Every traditional CMS adds a non-trivial technical cost: wiring up components, validation, and guardrails in the CMS to mirror what already exists in the codebase. Hosted solutions charge ongoing fees. Self-hosted adds maintenance overhead. As a site grows with dynamic sections, highly styled custom components, and per-page layouts, the CMS integration grows in complexity right alongside it. Two systems, two validation layers, two sources of truth. The deeper problem is that content managers and developers are forced into completely different workflows for what is fundamentally the same task: changing a site. An AI CMS with git as the source of truth collapses that gap. The content manager gets an interface they can understand. The developer's existing guardrails bubble up and are enforced automatically, no duplication to manage. Page structure becomes configurable by the project owner, so a content manager can add or remove sections without a developer in the loop. This is what CMS tooling should look like.

A CMS where AI generates and edits content through a guardrails layer before anything touches disk or git. Works with any OpenAI-compatible endpoint: Anthropic, OpenAI, or a self-hosted Ollama instance. The core insight is that git should stay the source of truth, so AI edits go through the same review path as human edits: diff preview, branch, merge. The database only caches operational state (sessions, locks, review status).

What's interesting

Provider-agnostic AI layer

A factory pattern routes requests to Anthropic, OpenAI, or any OpenAI-compatible endpoint (Ollama, vLLM, OpenWebUI). Provider and model are configured per-project in the database, swappable from the UI without touching code. The rest of the system doesn't care which model is running.

Git as source of truth

Content, schemas, and media references live in git. The database holds users, sessions, soft locks, and audit state. Things that need to be fast and queryable, not things that define what the site says. A developer can make a direct IDE edit and the CMS reconciles on the next push.

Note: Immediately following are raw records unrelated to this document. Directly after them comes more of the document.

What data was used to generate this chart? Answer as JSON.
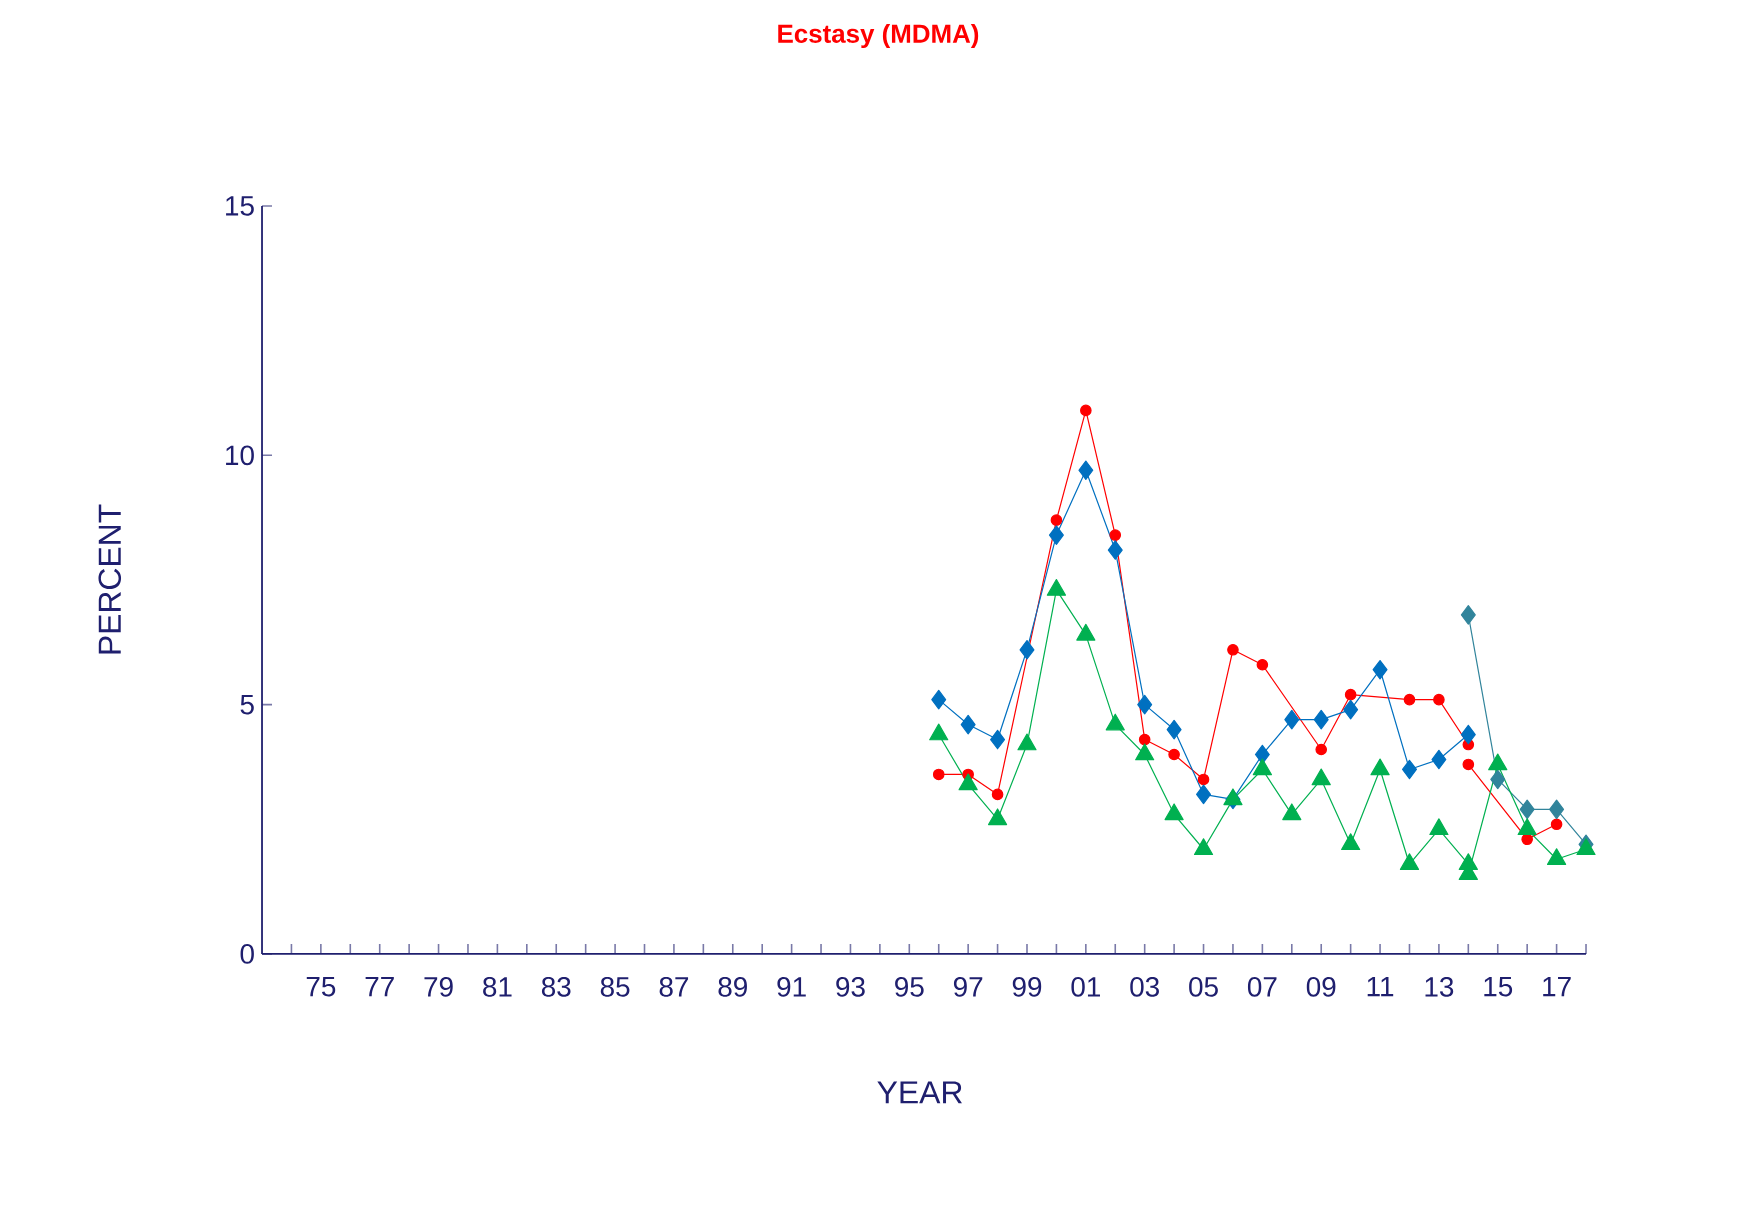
{
  "chart_data": {
    "type": "line",
    "title": "Ecstasy (MDMA)",
    "xlabel": "YEAR",
    "ylabel": "PERCENT",
    "xlim": [
      1973,
      2018
    ],
    "ylim": [
      0,
      15
    ],
    "yticks": [
      0,
      5,
      10,
      15
    ],
    "xticks": [
      {
        "value": 1974,
        "label": null
      },
      {
        "value": 1975,
        "label": "75"
      },
      {
        "value": 1976,
        "label": null
      },
      {
        "value": 1977,
        "label": "77"
      },
      {
        "value": 1978,
        "label": null
      },
      {
        "value": 1979,
        "label": "79"
      },
      {
        "value": 1980,
        "label": null
      },
      {
        "value": 1981,
        "label": "81"
      },
      {
        "value": 1982,
        "label": null
      },
      {
        "value": 1983,
        "label": "83"
      },
      {
        "value": 1984,
        "label": null
      },
      {
        "value": 1985,
        "label": "85"
      },
      {
        "value": 1986,
        "label": null
      },
      {
        "value": 1987,
        "label": "87"
      },
      {
        "value": 1988,
        "label": null
      },
      {
        "value": 1989,
        "label": "89"
      },
      {
        "value": 1990,
        "label": null
      },
      {
        "value": 1991,
        "label": "91"
      },
      {
        "value": 1992,
        "label": null
      },
      {
        "value": 1993,
        "label": "93"
      },
      {
        "value": 1994,
        "label": null
      },
      {
        "value": 1995,
        "label": "95"
      },
      {
        "value": 1996,
        "label": null
      },
      {
        "value": 1997,
        "label": "97"
      },
      {
        "value": 1998,
        "label": null
      },
      {
        "value": 1999,
        "label": "99"
      },
      {
        "value": 2000,
        "label": null
      },
      {
        "value": 2001,
        "label": "01"
      },
      {
        "value": 2002,
        "label": null
      },
      {
        "value": 2003,
        "label": "03"
      },
      {
        "value": 2004,
        "label": null
      },
      {
        "value": 2005,
        "label": "05"
      },
      {
        "value": 2006,
        "label": null
      },
      {
        "value": 2007,
        "label": "07"
      },
      {
        "value": 2008,
        "label": null
      },
      {
        "value": 2009,
        "label": "09"
      },
      {
        "value": 2010,
        "label": null
      },
      {
        "value": 2011,
        "label": "11"
      },
      {
        "value": 2012,
        "label": null
      },
      {
        "value": 2013,
        "label": "13"
      },
      {
        "value": 2014,
        "label": null
      },
      {
        "value": 2015,
        "label": "15"
      },
      {
        "value": 2016,
        "label": null
      },
      {
        "value": 2017,
        "label": "17"
      },
      {
        "value": 2018,
        "label": null
      }
    ],
    "series": [
      {
        "color": "#ff0000",
        "marker": "circle",
        "x": [
          1996,
          1997,
          1998,
          1999,
          2000,
          2001,
          2002,
          2003,
          2004,
          2005,
          2006,
          2007,
          2008,
          2009,
          2010,
          2011,
          2012,
          2013,
          2014
        ],
        "values": [
          3.6,
          3.6,
          3.2,
          null,
          8.7,
          10.9,
          8.4,
          4.3,
          4.0,
          3.5,
          6.1,
          5.8,
          null,
          4.1,
          5.2,
          null,
          5.1,
          5.1,
          4.2
        ]
      },
      {
        "color": "#ff0000",
        "marker": "circle",
        "x": [
          2014,
          2015,
          2016,
          2017
        ],
        "values": [
          3.8,
          null,
          2.3,
          2.6
        ]
      },
      {
        "color": "#00b050",
        "marker": "triangle",
        "x": [
          1996,
          1997,
          1998,
          1999,
          2000,
          2001,
          2002,
          2003,
          2004,
          2005,
          2006,
          2007,
          2008,
          2009,
          2010,
          2011,
          2012,
          2013,
          2014
        ],
        "values": [
          4.4,
          3.4,
          2.7,
          4.2,
          7.3,
          6.4,
          4.6,
          4.0,
          2.8,
          2.1,
          3.1,
          3.7,
          2.8,
          3.5,
          2.2,
          3.7,
          1.8,
          2.5,
          1.8
        ]
      },
      {
        "color": "#00b050",
        "marker": "triangle",
        "x": [
          2014,
          2015,
          2016,
          2017,
          2018
        ],
        "values": [
          1.6,
          3.8,
          2.5,
          1.9,
          2.1
        ]
      },
      {
        "color": "#0070c0",
        "marker": "diamond",
        "x": [
          1996,
          1997,
          1998,
          1999,
          2000,
          2001,
          2002,
          2003,
          2004,
          2005,
          2006,
          2007,
          2008,
          2009,
          2010,
          2011,
          2012,
          2013,
          2014
        ],
        "values": [
          5.1,
          4.6,
          4.3,
          6.1,
          8.4,
          9.7,
          8.1,
          5.0,
          4.5,
          3.2,
          3.1,
          4.0,
          4.7,
          4.7,
          4.9,
          5.7,
          3.7,
          3.9,
          4.4
        ]
      },
      {
        "color": "#31849b",
        "marker": "diamond",
        "x": [
          2014,
          2015,
          2016,
          2017,
          2018
        ],
        "values": [
          6.8,
          3.5,
          2.9,
          2.9,
          2.2
        ]
      }
    ]
  }
}
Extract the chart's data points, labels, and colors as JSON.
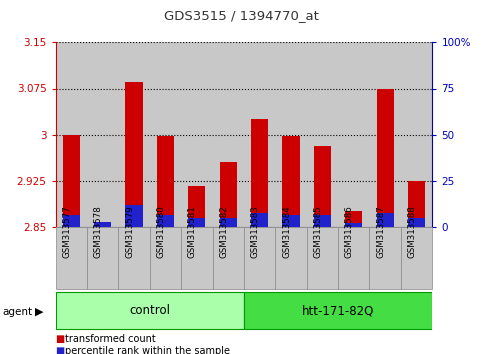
{
  "title": "GDS3515 / 1394770_at",
  "samples": [
    "GSM313577",
    "GSM313578",
    "GSM313579",
    "GSM313580",
    "GSM313581",
    "GSM313582",
    "GSM313583",
    "GSM313584",
    "GSM313585",
    "GSM313586",
    "GSM313587",
    "GSM313588"
  ],
  "red_values": [
    3.0,
    2.851,
    3.085,
    2.997,
    2.916,
    2.955,
    3.025,
    2.997,
    2.982,
    2.875,
    3.075,
    2.925
  ],
  "blue_values": [
    2.869,
    2.858,
    2.885,
    2.869,
    2.864,
    2.864,
    2.872,
    2.869,
    2.869,
    2.856,
    2.872,
    2.864
  ],
  "base": 2.85,
  "ylim_left": [
    2.85,
    3.15
  ],
  "yticks_left": [
    2.85,
    2.925,
    3.0,
    3.075,
    3.15
  ],
  "ytick_labels_left": [
    "2.85",
    "2.925",
    "3",
    "3.075",
    "3.15"
  ],
  "ylim_right": [
    0,
    100
  ],
  "yticks_right": [
    0,
    25,
    50,
    75,
    100
  ],
  "ytick_labels_right": [
    "0",
    "25",
    "50",
    "75",
    "100%"
  ],
  "groups": [
    {
      "label": "control",
      "start": 0,
      "end": 6,
      "color": "#aaffaa"
    },
    {
      "label": "htt-171-82Q",
      "start": 6,
      "end": 12,
      "color": "#44dd44"
    }
  ],
  "group_row_label": "agent",
  "legend_items": [
    {
      "label": "transformed count",
      "color": "#cc0000"
    },
    {
      "label": "percentile rank within the sample",
      "color": "#2222cc"
    }
  ],
  "bar_width": 0.55,
  "red_color": "#cc0000",
  "blue_color": "#2222cc",
  "background_bar": "#c8c8c8",
  "grid_color": "#000000",
  "title_color": "#333333",
  "left_axis_color": "#cc0000",
  "right_axis_color": "#0000bb"
}
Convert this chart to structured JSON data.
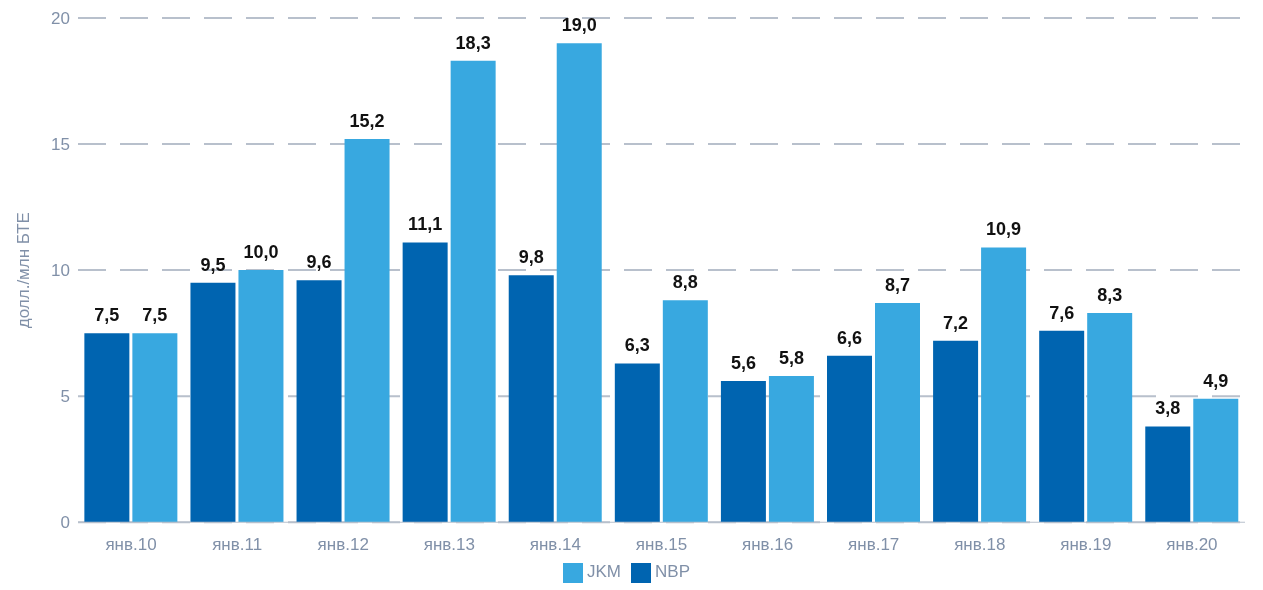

Guardrails as a trust boundary

All AI-proposed edits pass through a type-aware validator before touching disk. JSON guardrails freeze structure and only allow string value changes. Markdown guardrails block script/style injection and frontmatter key additions. The boundary is explicit: the AI can change content, not shape.

Schema-driven prompting

Projects define field schemas in .ai-cms/schemas/*.yml. The system prompt injects the full schema so the model knows required fields, types, and constraints and asks specifically for what's missing rather than guessing. Adding a team member becomes a structured conversation, not a free-form edit.